Eles participaram de uma pesquisa, realizada entre 2010 e 2012 com
apoio da FAPESP, cujo objetivo geral era caracterizar comunidades
bacterianas do litoral paulista por meio de análises moleculares e
genéticas.
O foco estava nos exemplares quitinolíticos – ou seja, nas bactérias
que metabolizam a quitina (polissacarídeo presente no exoesqueleto de
muitos organismos marinhos) e liberam carbono e nitrogênio (utilizados
em processos biológicos, fisiológicos e bioquímicos ao longo de toda a
cadeia alimentar).
Após as fases de coleta e análise, foram encontrados 13 gêneros de
bactérias quitinolíticas na Baixada Santista, 19 em Ubatuba e 28 em São
Sebastião, somando as amostras de água do mar e de plâncton (alguns
gêneros foram encontrados tanto em água do mar quanto em plâncton).
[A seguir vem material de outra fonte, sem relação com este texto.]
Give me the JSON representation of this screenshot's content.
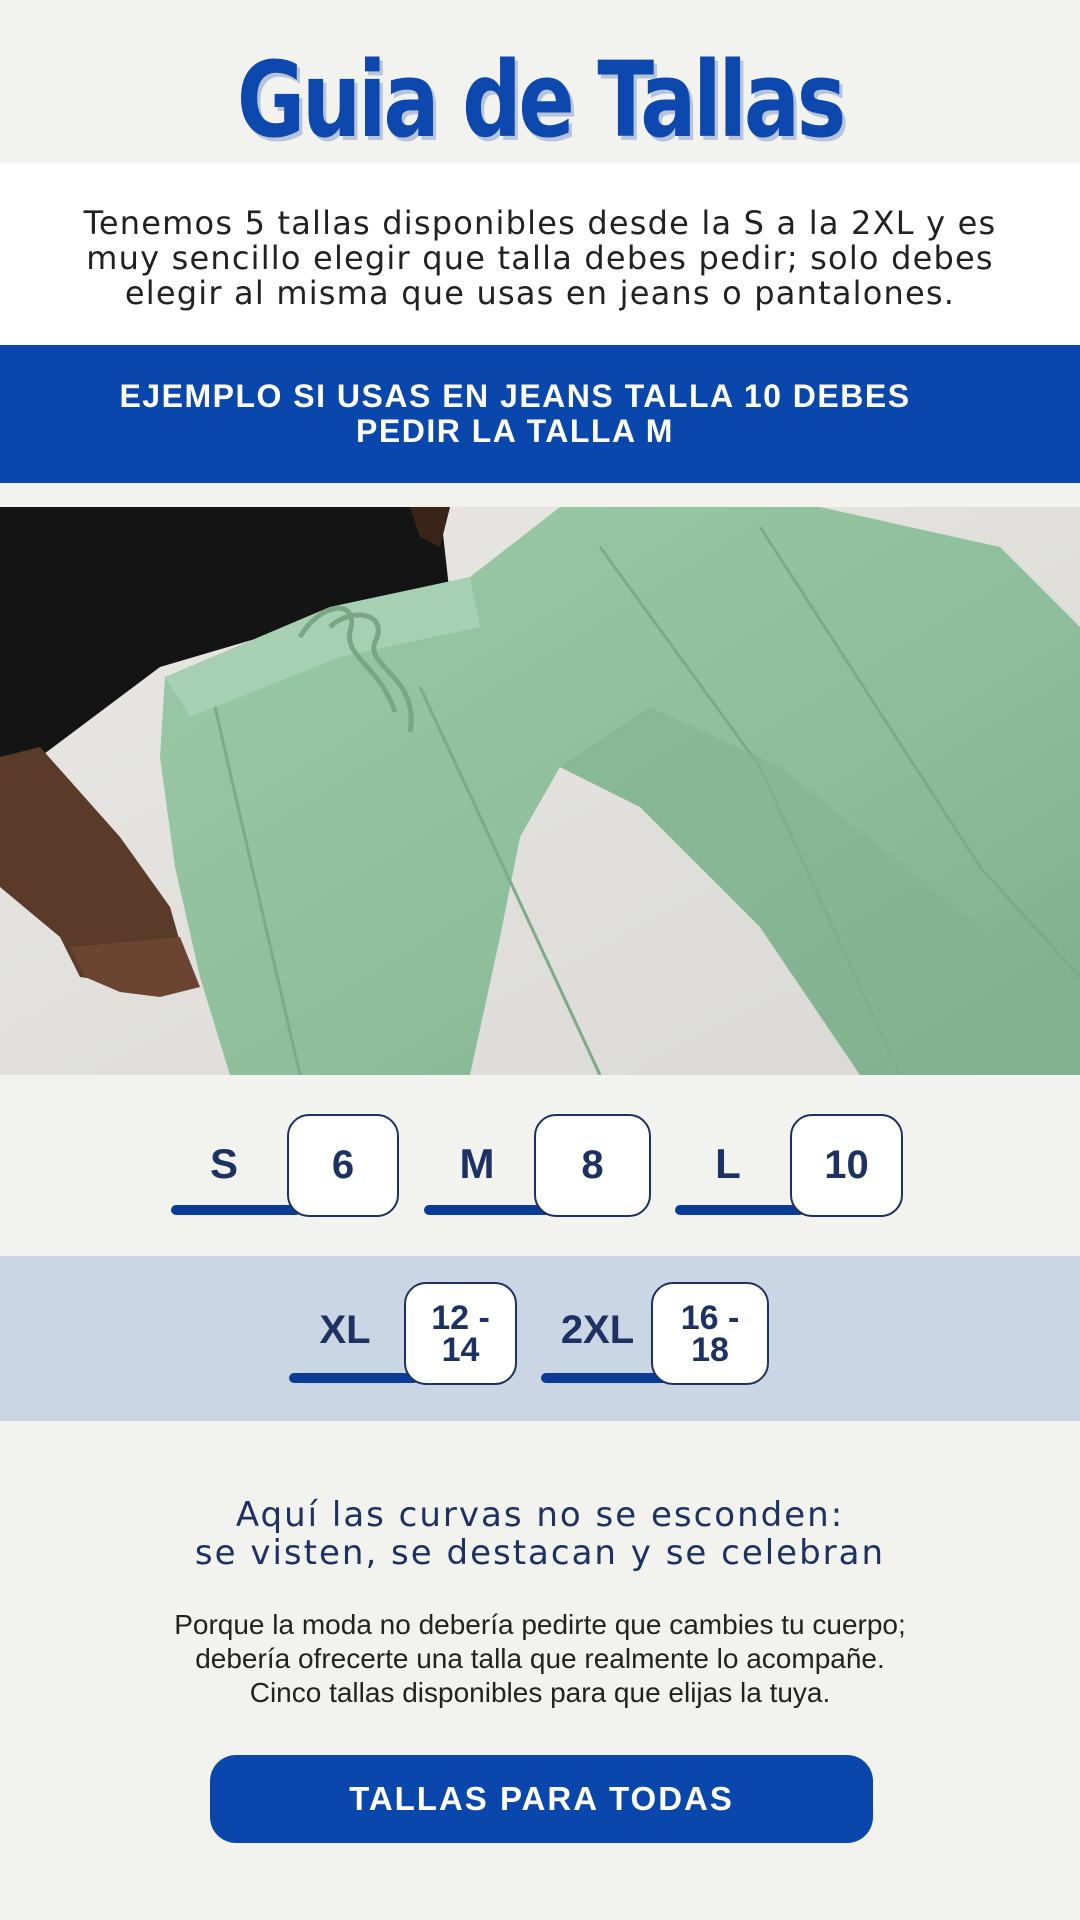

Por meio de estudos anteriores realizados pelo próprio ICB/USP, os
pesquisadores conheciam os níveis de poluição antrópica (pelo homem) nos
três locais: alto na Baixada Santista, médio em São Sebastião e baixo
em Ubatuba.
Cruzando os resultados, concluiu-se que a maior diversidade é
encontrada onde há poluição baixa ou mediana. “Os microrganismos nativos
de um sistema competem com outros que chegam até ele, por meio de
esgotos não tratados, por exemplo. E sobrevivem os mais fortes – no
caso, aqueles associados aos poluentes”, disse Irma Nelly Gutierrez
Rivera, professora e pesquisadora do ICB/USP.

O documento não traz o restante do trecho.